Il generale, al vegnente giorno, confermando le taglie, ordinò il disarmamento del popolo; uomini fatti liberi e disarmati sono il dileggio della libertà. Solamente si permetteva la composizione delle guardie civiche; prescrivendo che fossero scelti a quell’onore i patriolti più chiari e più fidi; sì che il governo emanò legge tanto stretta, che pochi cittadini entravano nelle milizie armate, molti nel ruolo dei tributarii: nella città di Napoli quattro sole compagnie, seicento uomini, erano gli scelti; innumerevoli i taglieggiati, la legge, invalida per forza d’armi o per sentimento di libertà, parve finanziera ed avara. La stessa prudenza o sospetto del generate francese, e le sentenze dei dottrinarii napoletani facevano trasandare le milizie stipendiate; essere soldati in repubblica, dicevano i dottrinarii, tutti gli uomini liberi; essere gli eserciti mercenarii stromento di tirannide; Roma, quando veramente libera, conscrivere i combattenti ad occasione di guerra; non mancar guerrieri alle repubbliche: ed altre loquacità di tribuna, o dottrine di fantastiche virtù.

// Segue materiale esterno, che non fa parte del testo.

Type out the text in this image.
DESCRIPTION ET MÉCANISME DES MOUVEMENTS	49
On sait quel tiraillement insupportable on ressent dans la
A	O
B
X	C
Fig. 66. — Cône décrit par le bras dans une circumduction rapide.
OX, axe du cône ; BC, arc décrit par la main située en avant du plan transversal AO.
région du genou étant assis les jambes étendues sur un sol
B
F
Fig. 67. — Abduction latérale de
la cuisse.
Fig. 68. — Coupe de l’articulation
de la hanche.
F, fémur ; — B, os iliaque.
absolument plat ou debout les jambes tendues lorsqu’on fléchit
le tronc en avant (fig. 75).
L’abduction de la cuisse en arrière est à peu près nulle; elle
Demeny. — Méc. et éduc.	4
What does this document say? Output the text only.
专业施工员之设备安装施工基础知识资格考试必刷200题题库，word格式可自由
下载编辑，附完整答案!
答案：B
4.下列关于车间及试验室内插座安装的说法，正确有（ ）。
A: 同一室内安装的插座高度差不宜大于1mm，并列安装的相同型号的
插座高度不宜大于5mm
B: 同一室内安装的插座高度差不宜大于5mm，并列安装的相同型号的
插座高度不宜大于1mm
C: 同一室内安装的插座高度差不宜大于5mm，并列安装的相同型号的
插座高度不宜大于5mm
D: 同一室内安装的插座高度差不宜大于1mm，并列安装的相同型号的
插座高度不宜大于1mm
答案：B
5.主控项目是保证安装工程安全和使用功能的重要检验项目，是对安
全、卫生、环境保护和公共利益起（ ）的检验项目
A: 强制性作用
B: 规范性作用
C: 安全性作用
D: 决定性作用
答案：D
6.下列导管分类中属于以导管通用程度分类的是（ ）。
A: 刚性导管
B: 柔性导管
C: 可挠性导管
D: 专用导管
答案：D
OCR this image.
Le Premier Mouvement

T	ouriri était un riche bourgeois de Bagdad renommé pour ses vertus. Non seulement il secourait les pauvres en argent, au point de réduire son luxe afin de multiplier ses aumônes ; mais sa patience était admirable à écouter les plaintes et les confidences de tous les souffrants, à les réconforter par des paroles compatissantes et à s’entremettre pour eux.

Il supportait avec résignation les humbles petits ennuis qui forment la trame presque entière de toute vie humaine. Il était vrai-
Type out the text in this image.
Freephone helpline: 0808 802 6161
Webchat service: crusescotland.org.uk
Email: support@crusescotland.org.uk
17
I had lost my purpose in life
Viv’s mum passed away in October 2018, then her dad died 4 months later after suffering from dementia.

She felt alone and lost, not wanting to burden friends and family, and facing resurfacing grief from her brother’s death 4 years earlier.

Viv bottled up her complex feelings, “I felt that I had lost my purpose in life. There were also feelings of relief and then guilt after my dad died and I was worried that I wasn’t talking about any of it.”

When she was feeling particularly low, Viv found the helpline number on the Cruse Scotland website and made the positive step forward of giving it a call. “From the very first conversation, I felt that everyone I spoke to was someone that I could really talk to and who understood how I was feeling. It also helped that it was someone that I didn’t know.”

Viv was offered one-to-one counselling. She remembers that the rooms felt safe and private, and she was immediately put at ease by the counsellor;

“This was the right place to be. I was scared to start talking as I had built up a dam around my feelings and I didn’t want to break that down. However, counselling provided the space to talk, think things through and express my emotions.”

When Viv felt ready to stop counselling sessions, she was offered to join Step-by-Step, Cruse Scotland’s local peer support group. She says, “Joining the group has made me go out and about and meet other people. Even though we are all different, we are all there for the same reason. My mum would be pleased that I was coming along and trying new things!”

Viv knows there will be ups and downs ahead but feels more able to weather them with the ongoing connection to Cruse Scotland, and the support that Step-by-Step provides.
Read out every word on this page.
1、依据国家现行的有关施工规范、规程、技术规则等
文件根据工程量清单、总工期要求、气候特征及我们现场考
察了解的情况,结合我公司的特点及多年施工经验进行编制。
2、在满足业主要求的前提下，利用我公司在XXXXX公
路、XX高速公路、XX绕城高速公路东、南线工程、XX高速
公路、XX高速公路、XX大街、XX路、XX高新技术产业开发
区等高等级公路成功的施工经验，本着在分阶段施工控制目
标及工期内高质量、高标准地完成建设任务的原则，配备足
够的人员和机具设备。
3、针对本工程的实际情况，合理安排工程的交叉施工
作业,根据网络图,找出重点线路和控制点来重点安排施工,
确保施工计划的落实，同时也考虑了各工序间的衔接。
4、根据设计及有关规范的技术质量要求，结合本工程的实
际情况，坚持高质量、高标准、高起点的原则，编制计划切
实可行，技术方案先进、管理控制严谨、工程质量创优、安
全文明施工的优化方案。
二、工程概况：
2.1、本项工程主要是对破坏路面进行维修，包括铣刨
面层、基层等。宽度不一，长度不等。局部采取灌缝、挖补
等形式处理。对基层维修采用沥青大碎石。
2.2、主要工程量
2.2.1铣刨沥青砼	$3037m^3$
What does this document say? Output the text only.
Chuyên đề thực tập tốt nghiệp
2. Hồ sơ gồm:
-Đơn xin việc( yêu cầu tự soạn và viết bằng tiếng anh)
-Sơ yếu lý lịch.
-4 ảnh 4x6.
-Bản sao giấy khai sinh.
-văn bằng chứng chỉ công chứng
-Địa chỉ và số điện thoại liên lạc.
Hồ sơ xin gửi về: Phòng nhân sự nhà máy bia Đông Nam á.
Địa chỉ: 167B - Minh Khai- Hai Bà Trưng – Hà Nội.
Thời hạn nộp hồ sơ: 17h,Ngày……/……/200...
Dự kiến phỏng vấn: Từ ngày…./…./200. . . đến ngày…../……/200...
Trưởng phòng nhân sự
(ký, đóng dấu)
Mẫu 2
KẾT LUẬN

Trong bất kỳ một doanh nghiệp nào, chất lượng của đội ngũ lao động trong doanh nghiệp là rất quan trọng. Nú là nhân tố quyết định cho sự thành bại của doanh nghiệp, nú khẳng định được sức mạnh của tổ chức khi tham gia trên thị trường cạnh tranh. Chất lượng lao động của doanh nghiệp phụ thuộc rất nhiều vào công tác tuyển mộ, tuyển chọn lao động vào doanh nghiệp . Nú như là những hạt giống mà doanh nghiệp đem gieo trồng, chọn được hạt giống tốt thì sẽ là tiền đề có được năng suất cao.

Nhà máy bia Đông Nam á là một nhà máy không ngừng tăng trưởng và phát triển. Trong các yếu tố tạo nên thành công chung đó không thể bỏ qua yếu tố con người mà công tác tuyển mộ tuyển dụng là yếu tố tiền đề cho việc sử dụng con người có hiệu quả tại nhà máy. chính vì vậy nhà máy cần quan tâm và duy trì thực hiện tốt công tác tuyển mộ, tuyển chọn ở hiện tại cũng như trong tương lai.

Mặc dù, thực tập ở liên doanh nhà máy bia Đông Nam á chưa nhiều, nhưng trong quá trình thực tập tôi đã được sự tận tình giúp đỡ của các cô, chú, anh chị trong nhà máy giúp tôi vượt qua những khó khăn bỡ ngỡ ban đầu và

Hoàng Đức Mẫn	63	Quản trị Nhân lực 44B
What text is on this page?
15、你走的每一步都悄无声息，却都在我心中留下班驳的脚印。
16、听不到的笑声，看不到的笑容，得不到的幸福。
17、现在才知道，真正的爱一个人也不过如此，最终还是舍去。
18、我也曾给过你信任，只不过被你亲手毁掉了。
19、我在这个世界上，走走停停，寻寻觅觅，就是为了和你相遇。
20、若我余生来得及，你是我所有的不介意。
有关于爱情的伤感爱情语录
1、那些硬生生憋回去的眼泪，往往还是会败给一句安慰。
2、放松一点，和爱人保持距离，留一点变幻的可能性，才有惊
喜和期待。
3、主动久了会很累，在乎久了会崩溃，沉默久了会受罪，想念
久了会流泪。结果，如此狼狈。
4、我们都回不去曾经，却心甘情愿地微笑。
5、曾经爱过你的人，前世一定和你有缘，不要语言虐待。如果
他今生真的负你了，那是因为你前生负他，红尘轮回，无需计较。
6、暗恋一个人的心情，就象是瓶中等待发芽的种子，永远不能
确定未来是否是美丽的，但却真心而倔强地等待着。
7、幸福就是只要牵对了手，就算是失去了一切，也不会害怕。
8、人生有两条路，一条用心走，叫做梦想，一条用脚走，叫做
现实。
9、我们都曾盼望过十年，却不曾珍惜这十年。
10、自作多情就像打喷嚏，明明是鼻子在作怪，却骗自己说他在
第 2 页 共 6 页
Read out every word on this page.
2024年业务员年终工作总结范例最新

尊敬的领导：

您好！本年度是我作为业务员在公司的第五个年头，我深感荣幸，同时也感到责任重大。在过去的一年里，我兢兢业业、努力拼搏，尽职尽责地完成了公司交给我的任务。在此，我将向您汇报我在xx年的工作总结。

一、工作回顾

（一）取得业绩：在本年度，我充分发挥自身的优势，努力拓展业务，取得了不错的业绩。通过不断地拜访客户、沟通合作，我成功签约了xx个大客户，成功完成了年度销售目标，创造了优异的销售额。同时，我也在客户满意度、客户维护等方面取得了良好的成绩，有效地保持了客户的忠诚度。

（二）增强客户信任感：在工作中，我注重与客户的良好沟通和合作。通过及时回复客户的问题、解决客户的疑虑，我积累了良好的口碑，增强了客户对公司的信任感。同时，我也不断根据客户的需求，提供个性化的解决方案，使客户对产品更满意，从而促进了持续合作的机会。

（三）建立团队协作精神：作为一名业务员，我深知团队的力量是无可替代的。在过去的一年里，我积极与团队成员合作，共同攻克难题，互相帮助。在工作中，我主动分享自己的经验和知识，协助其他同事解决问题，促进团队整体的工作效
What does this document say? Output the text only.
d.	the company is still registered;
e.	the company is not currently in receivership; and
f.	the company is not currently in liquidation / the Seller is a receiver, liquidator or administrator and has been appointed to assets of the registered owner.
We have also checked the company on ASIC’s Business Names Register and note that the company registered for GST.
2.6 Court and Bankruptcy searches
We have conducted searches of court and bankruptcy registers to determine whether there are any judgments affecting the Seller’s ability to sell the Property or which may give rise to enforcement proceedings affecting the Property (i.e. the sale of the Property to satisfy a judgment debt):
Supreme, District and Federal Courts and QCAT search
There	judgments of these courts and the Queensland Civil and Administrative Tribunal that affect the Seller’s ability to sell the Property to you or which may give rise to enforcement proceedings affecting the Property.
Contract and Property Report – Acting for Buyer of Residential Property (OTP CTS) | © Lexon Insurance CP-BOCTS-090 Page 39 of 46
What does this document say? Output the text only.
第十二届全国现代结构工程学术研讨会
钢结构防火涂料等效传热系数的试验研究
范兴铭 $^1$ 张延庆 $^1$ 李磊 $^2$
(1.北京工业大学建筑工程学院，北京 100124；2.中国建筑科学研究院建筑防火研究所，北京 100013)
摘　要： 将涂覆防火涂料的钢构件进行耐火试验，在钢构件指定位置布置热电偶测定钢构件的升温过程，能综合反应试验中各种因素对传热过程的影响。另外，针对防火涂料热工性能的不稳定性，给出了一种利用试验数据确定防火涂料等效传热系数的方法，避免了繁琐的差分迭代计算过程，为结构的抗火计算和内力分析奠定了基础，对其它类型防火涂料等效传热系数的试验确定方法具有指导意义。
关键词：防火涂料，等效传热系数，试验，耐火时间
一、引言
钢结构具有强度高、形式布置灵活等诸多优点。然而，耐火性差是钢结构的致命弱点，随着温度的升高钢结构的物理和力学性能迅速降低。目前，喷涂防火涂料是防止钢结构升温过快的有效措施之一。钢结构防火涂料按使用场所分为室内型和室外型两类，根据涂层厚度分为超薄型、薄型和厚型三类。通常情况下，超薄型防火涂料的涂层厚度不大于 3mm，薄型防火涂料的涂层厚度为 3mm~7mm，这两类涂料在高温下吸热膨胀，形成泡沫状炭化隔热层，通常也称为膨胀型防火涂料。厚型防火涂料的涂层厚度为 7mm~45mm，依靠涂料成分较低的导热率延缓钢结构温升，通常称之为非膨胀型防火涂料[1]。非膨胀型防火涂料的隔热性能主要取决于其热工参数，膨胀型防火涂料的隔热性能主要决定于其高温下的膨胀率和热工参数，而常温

Correvano le strade accattando il vivere buon numero di Dalmati, già soldati del re, abbandonati su questa terra straniera; correvano le province, vivendo d’arti peggiori, le già squadre degli armigeri baronali, delle udienze, dei vescovi, e grande numero dei soldati mantenuti sino allora dagli stipendii della milizia. Era dunque facile formare nuovo esercito di venticinquemila soldati, e trarre da’ pericoli della patria venticinque migliaja di bisognosi e predoni. Ma la repubblica vergognava di essere difesa da genti straniere o venali, ed aspettava il giorno della battaglia per battere dei calcagni la terra e vederne uscire guerrieri armati.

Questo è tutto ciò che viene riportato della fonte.